06:53Et ça, je pense que la société ne l'a pas encore totalement intégrée
06:57parce qu'elle a voulu épouser cette vague.
07:00Elle n'a pas intégré les dommages collatéraux que ça crée.
07:02Et aujourd'hui, clairement, si on prend la parole,
07:05c'est pour dire qu'on a encore l'espoir que quand ces deux genres vont revenir,
07:08ça ne va pas empêcher la possibilité qu'ils jouent dans leur club,
07:11mais surtout qu'ils soient encore sélectionnés en équipe de France.
07:13Et ça ne va pas remettre en cause la bonne opinion
07:15qu'on pouvait avoir d'eux avant cette soirée.
07:17Dernière chose, c'est une déflagration quand ce type d'affaires arrive.
07:23J'imagine que vous avez peut-être eu les parents au téléphone régulièrement
07:28de ces deux joueurs, Hugo Radou, Oscar Gégou,
07:31peut-être également leur compagne avec qui ils étaient.
07:35Et forcément, c'est une déflagration
07:38et que la vie ne sera pas exactement sans doute comme avant.

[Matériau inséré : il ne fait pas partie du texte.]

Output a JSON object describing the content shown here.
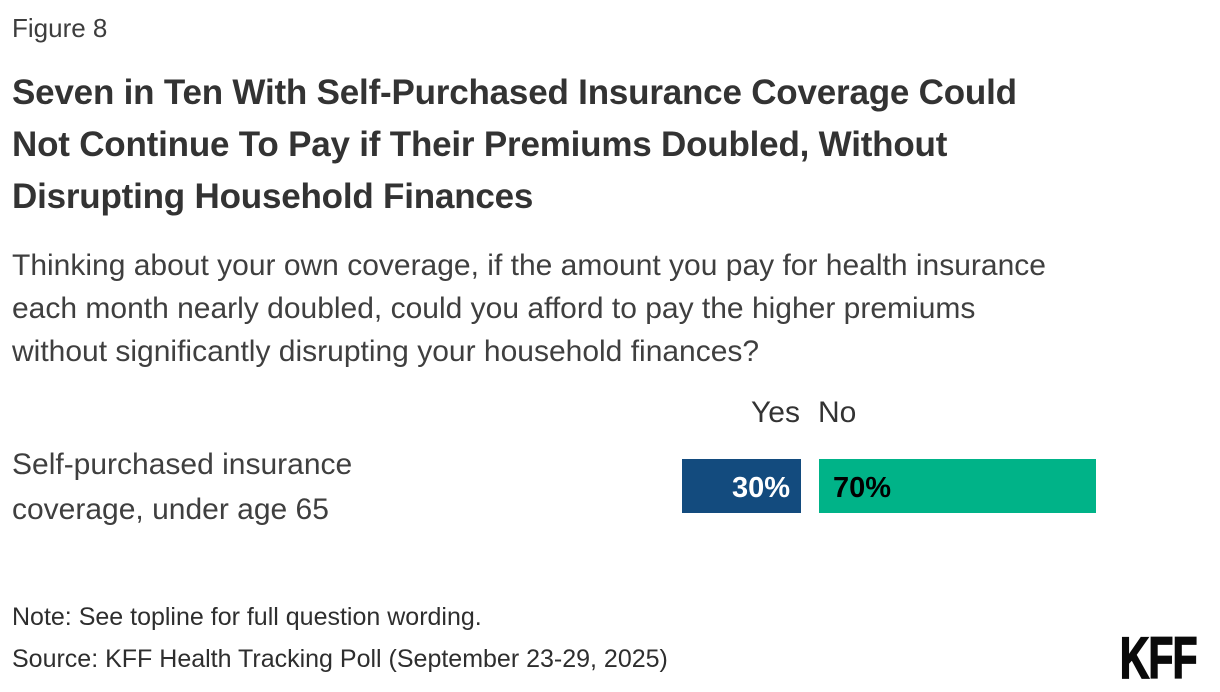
{
  "figure_label": "Figure 8",
  "title_lines": [
    "Seven in Ten With Self-Purchased Insurance Coverage Could",
    "Not Continue To Pay if Their Premiums Doubled, Without",
    "Disrupting Household Finances"
  ],
  "subtitle_lines": [
    "Thinking about your own coverage, if the amount you pay for health insurance",
    "each month nearly doubled, could you afford to pay the higher premiums",
    "without significantly disrupting your household finances?"
  ],
  "legend": {
    "yes_label": "Yes",
    "no_label": "No"
  },
  "row": {
    "label_lines": [
      "Self-purchased insurance",
      "coverage, under age 65"
    ]
  },
  "bars": {
    "yes_value_label": "30%",
    "no_value_label": "70%"
  },
  "note": "Note: See topline for full question wording.",
  "source": "Source: KFF Health Tracking Poll (September 23-29, 2025)",
  "logo_text": "KFF",
  "colors": {
    "yes_bar": "#134b7e",
    "no_bar": "#00b388",
    "title_text": "#333333",
    "body_text": "#3f3f3f",
    "yes_value_text": "#ffffff",
    "no_value_text": "#000000"
  },
  "chart_data": {
    "type": "bar",
    "orientation": "horizontal",
    "title": "Seven in Ten With Self-Purchased Insurance Coverage Could Not Continue To Pay if Their Premiums Doubled, Without Disrupting Household Finances",
    "subtitle": "Thinking about your own coverage, if the amount you pay for health insurance each month nearly doubled, could you afford to pay the higher premiums without significantly disrupting your household finances?",
    "categories": [
      "Self-purchased insurance coverage, under age 65"
    ],
    "series": [
      {
        "name": "Yes",
        "values": [
          30
        ],
        "color": "#134b7e"
      },
      {
        "name": "No",
        "values": [
          70
        ],
        "color": "#00b388"
      }
    ],
    "value_unit": "percent",
    "data_labels": [
      "30%",
      "70%"
    ],
    "legend_position": "top",
    "grid": false,
    "axis_visible": false
  }
}
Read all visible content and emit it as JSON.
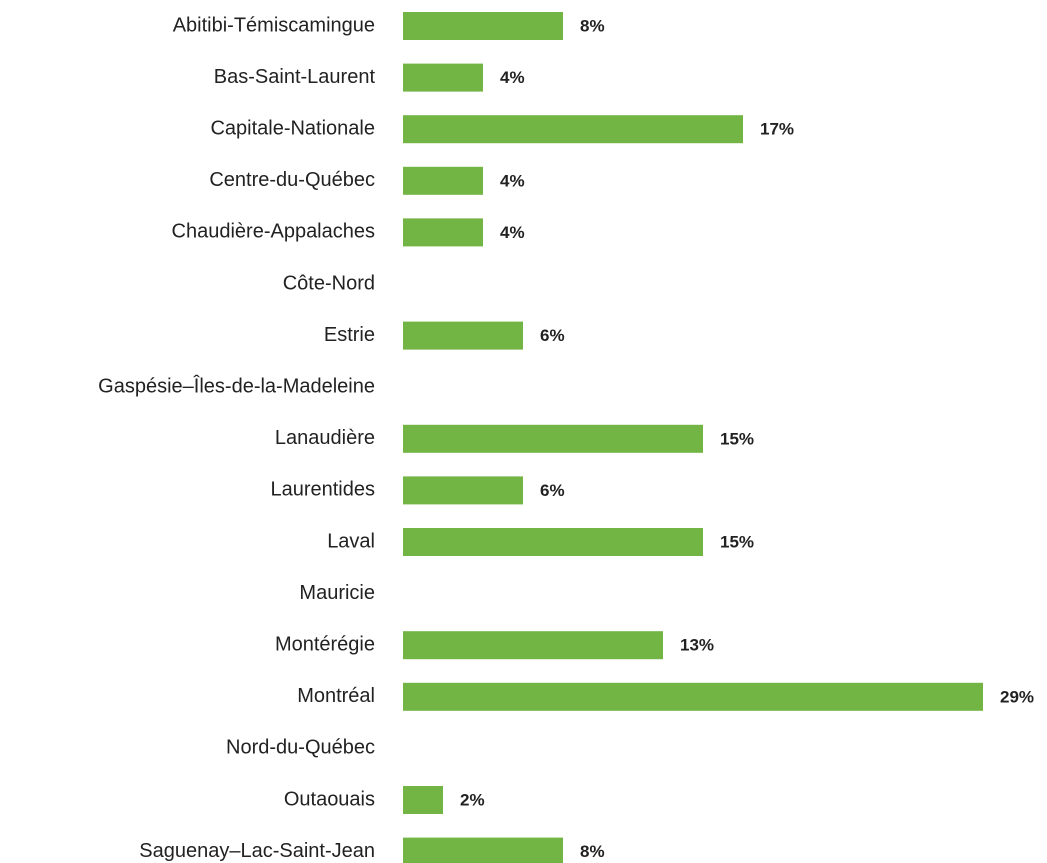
{
  "chart_data": {
    "type": "bar",
    "orientation": "horizontal",
    "color": "#72b544",
    "categories": [
      "Abitibi-Témiscamingue",
      "Bas-Saint-Laurent",
      "Capitale-Nationale",
      "Centre-du-Québec",
      "Chaudière-Appalaches",
      "Côte-Nord",
      "Estrie",
      "Gaspésie–Îles-de-la-Madeleine",
      "Lanaudière",
      "Laurentides",
      "Laval",
      "Mauricie",
      "Montérégie",
      "Montréal",
      "Nord-du-Québec",
      "Outaouais",
      "Saguenay–Lac-Saint-Jean"
    ],
    "values": [
      8,
      4,
      17,
      4,
      4,
      null,
      6,
      null,
      15,
      6,
      15,
      null,
      13,
      29,
      null,
      2,
      8
    ],
    "value_labels": [
      "8%",
      "4%",
      "17%",
      "4%",
      "4%",
      null,
      "6%",
      null,
      "15%",
      "6%",
      "15%",
      null,
      "13%",
      "29%",
      null,
      "2%",
      "8%"
    ]
  }
}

07:42Oui, parce qu'il y a une double déflagration.
07:44Il y a le fait de voir rentrer l'autorité judiciaire dans votre vie privée.
07:47Et si c'est légitime, on peut le faire.
07:49Mais si on pense que c'est illégitime, c'est très dur
07:52et il faut pouvoir avoir des avocats pour se battre.
07:54Et puis, il y a la médiatisation qui est une deuxième déflagration,
07:57j'ai envie de dire atomique, parce que du jour au lendemain,
08:00vous ne devenez attaché qu'à l'image qu'on a créée de vous.
08:04Et cette image, elle ne correspond pas.
08:05Mais vous avez des compagnes, peut-être, ces deux joueurs.
08:07Donc forcément, ça pose...
08:08Ils ont une vie privée, ils ont effectivement plein de choses
08:11qui sont finalement les remparts de la vie privée.
08:13Aujourd'hui, ils sont facilement démolis.
08:16Et là, j'ai expérimenté avec ce dossier, mais on le voit de plus en plus.
08:19Vous savez, il y a une presse dite d'investigation,
08:21mais qui n'est pas la presse d'investigation politique.
08:23C'est un autre truc.
08:23C'est ceux qui vont faire les poubelles, les photos, les choses comme ça.
08:26Si elles vous pourchassent, votre vie devient impossible.
08:30Et ça, c'est une autre protection.
08:32C'est pour ça qu'il y a la défense pénale,
08:34mais il y a aussi la protection de la réputation,
08:35qui est quand même un domaine du droit qui doit évoluer.
08:38Bon, et de ce point de vue-là, je ne sais pas leur étape psychologique.
08:42C'est des grands gaillards, ils sont psychologiquement forts,
08:45mais il va falloir leur laisser le temps de revenir.